Как видите,- продолжал Копыткин,- здесь четко раскрыт механизм борьбы с истинным ленинцем, каким был в те годы Иосиф Виссарионович Сталин. Здесь к тому же показано то, что никакого культа личности или вождизма в те годы не было. И надо быть, как выразился Томский, идиотом, чтобы этого не понимать.
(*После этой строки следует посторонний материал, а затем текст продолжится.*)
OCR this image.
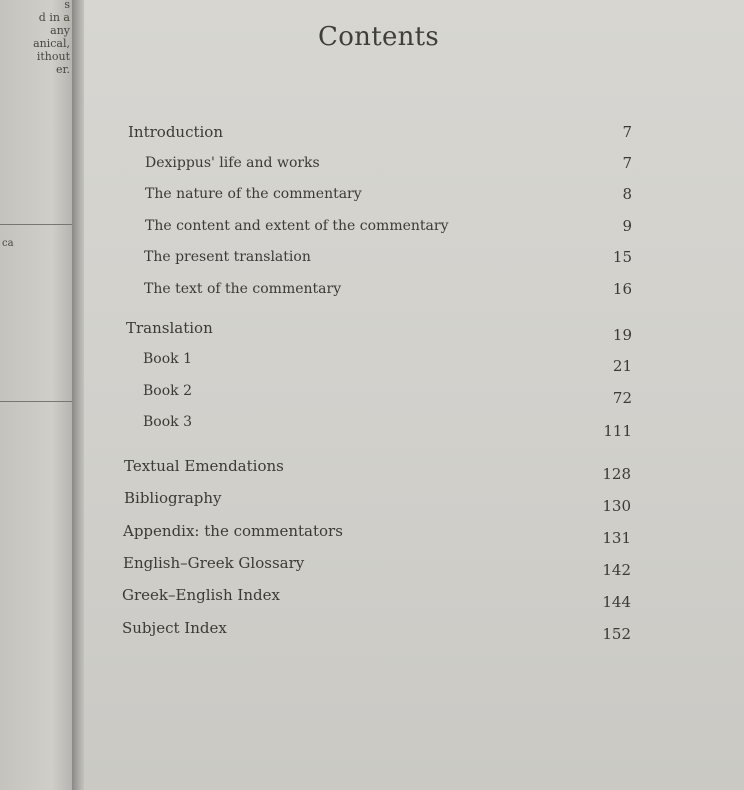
s
d in a
any
anical,
ithout
er.
ca
Contents
Introduction	7
Dexippus' life and works	7
The nature of the commentary	8
The content and extent of the commentary	9
The present translation	15
The text of the commentary	16
Translation	19
Book 1	21
Book 2	72
Book 3	111
Textual Emendations	128
Bibliography	130
Appendix: the commentators	131
English–Greek Glossary	142
Greek–English Index	144
Subject Index	152
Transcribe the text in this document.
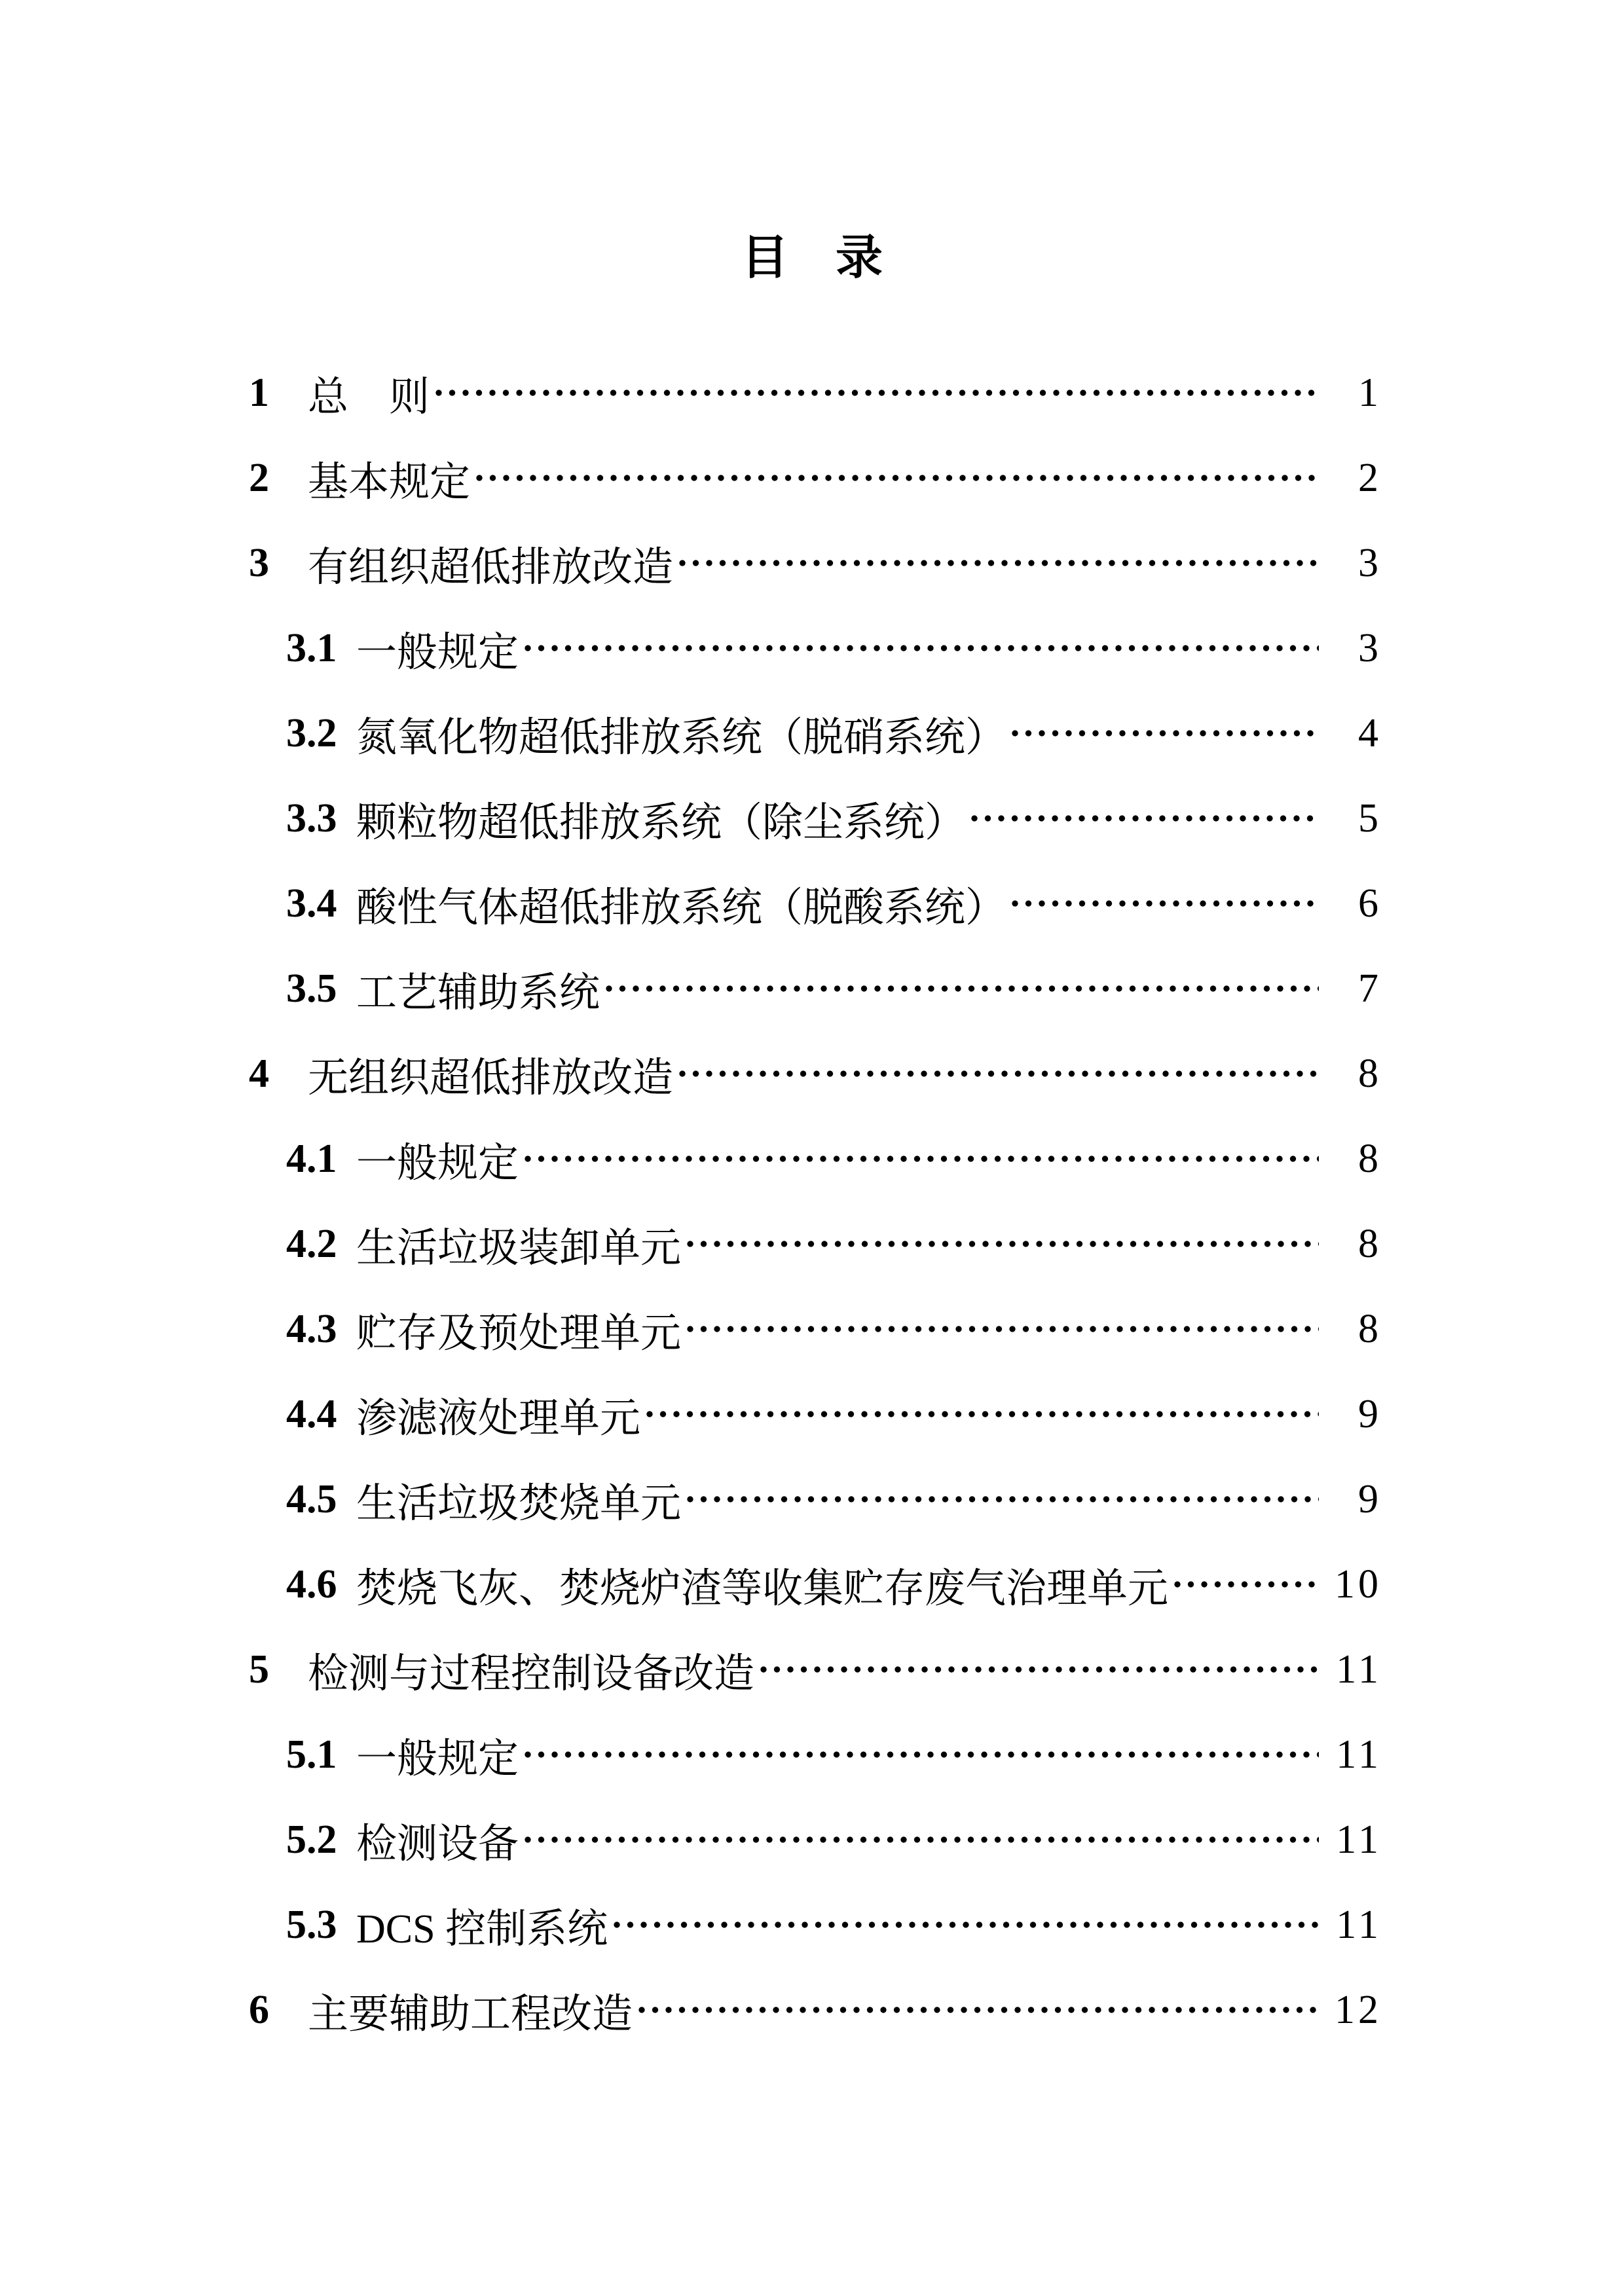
目　录
1 总　则	1
2 基本规定	2
3 有组织超低排放改造	3
3.1 一般规定	3
3.2 氮氧化物超低排放系统（脱硝系统）	4
3.3 颗粒物超低排放系统（除尘系统）	5
3.4 酸性气体超低排放系统（脱酸系统）	6
3.5 工艺辅助系统	7
4 无组织超低排放改造	8
4.1 一般规定	8
4.2 生活垃圾装卸单元	8
4.3 贮存及预处理单元	8
4.4 渗滤液处理单元	9
4.5 生活垃圾焚烧单元	9
4.6 焚烧飞灰、焚烧炉渣等收集贮存废气治理单元	10
5 检测与过程控制设备改造	11
5.1 一般规定	11
5.2 检测设备	11
5.3 DCS 控制系统	11
6 主要辅助工程改造	12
– Идиоткой,- поправила я Копыткина.- Но это не так, Ким Августович. Я сравнила с ребятами последующие выступления Каменева, Рыкова, Бухарина, Зиновьева, Томского, где они в один голос славили Сталина, это было уже на XVII съезде партии, где Сталин объявил их всех разом предателями и двурушниками и сделал иные выводы: все они были все же замараны предательством и по отношению к партии, и по отношению к Ленину, и по отношению к самим себе. Меня интересовал только один момент: почему и при каких обстоятельствах человек предает идею, истину, дело всей своей жизни и самого себя? И этот вопрос взволновал и детей. И больше всех волновался Саша Еловин. Я со своей стороны старалась ему как-то помочь выпутаться из тех нравственных затруднений, в которые он попал.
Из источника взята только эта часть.